This is a Java chess engine made purely for fun back in college and to get some practice with algorithms/optimizing data structures. At it's current strength it can consistently beat the Windows factory-installed engine Chess Titans on max difficulty while searching only to depth 4. DISCLAIMER: I wrote this before I had any experience with enterprise software design. It was an academic exercise and turned out to be a clever chess player, but I would definitely code this much cleaner if I were to redo it.

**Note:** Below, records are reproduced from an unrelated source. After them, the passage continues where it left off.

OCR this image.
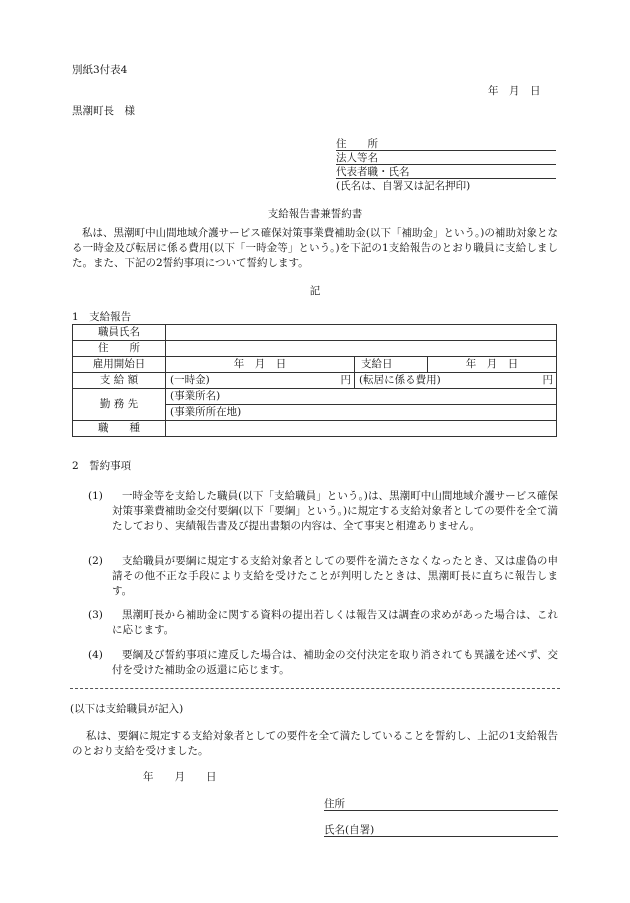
別紙3付表4
年　月　日
黒潮町長　様
住　　所
法人等名
代表者職・氏名
(氏名は、自署又は記名押印)
支給報告書兼誓約書
私は、黒潮町中山間地域介護サービス確保対策事業費補助金(以下「補助金」という。)の補助対象となる一時金及び転居に係る費用(以下「一時金等」という。)を下記の1支給報告のとおり職員に支給しました。また、下記の2誓約事項について誓約します。
記
1　支給報告
職員氏名					
住　　所					
雇用開始日	年　月　日		支給日	年　月　日	
支 給 額	(一時金)	円	(転居に係る費用)		円
勤 務 先	(事業所名)				
	(事業所所在地)				
職　　種					
2　誓約事項
(1)	一時金等を支給した職員(以下「支給職員」という。)は、黒潮町中山間地域介護サービス確保対策事業費補助金交付要綱(以下「要綱」という。)に規定する支給対象者としての要件を全て満たしており、実績報告書及び提出書類の内容は、全て事実と相違ありません。
(2)	支給職員が要綱に規定する支給対象者としての要件を満たさなくなったとき、又は虚偽の申請その他不正な手段により支給を受けたことが判明したときは、黒潮町長に直ちに報告します。
(3)	黒潮町長から補助金に関する資料の提出若しくは報告又は調査の求めがあった場合は、これに応じます。
(4)	要綱及び誓約事項に違反した場合は、補助金の交付決定を取り消されても異議を述べず、交付を受けた補助金の返還に応じます。
(以下は支給職員が記入)
私は、要綱に規定する支給対象者としての要件を全て満たしていることを誓約し、上記の1支給報告のとおり支給を受けました。
年　　月　　日
住所
氏名(自署)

Move search/pruning algorithms used:
- Principal Variation Search
- Null Move Search Reduction (WIP)
- Alpha Beta Pruning
- Killer Move Heuristic
- MVV/LVA Move ordering
- Iterative deepening
- Quiescence search
Evaluation considerations:
- Material
- Positional (number of moves compared to opponent)
- Bishop pair bonuses
- Castled king bonuses
- Central pawns pushed bonuses
- Early queen movement penalty
- Connected rooks bonuses
- King safety (half open, fully open files next to king, pawn shields)
Lessons learned from this project:
- I assumed that rebuilding the game tree for each search would be too wasteful and that storing it was a better approach. This is incorrect because after searching 6 ply the game tree is too large to fit in most modern computer's RAM, without your JVM crashing. When/if I rewrite this it would be best to use a transposition table to allow me to search deeper and greatly increase the engine's strength without storing the entire game tree.
- Data structures/design: I wrote this program before I knew anything about software design patterns/best practices/unit testing. As such I would do better in the future to plan out data structures better (especially using bitboards), and make better uses of interfaces and general OOP design.
- A big goal for this project now is to abandon the GUI I coded and adopt UCI protocol so this engine can play against other engines over a standard interface. That would make testing and tuning much easier. Having a test suite would also make it easier to refactor the fundamental parts of the algorithm and know nothing was broken.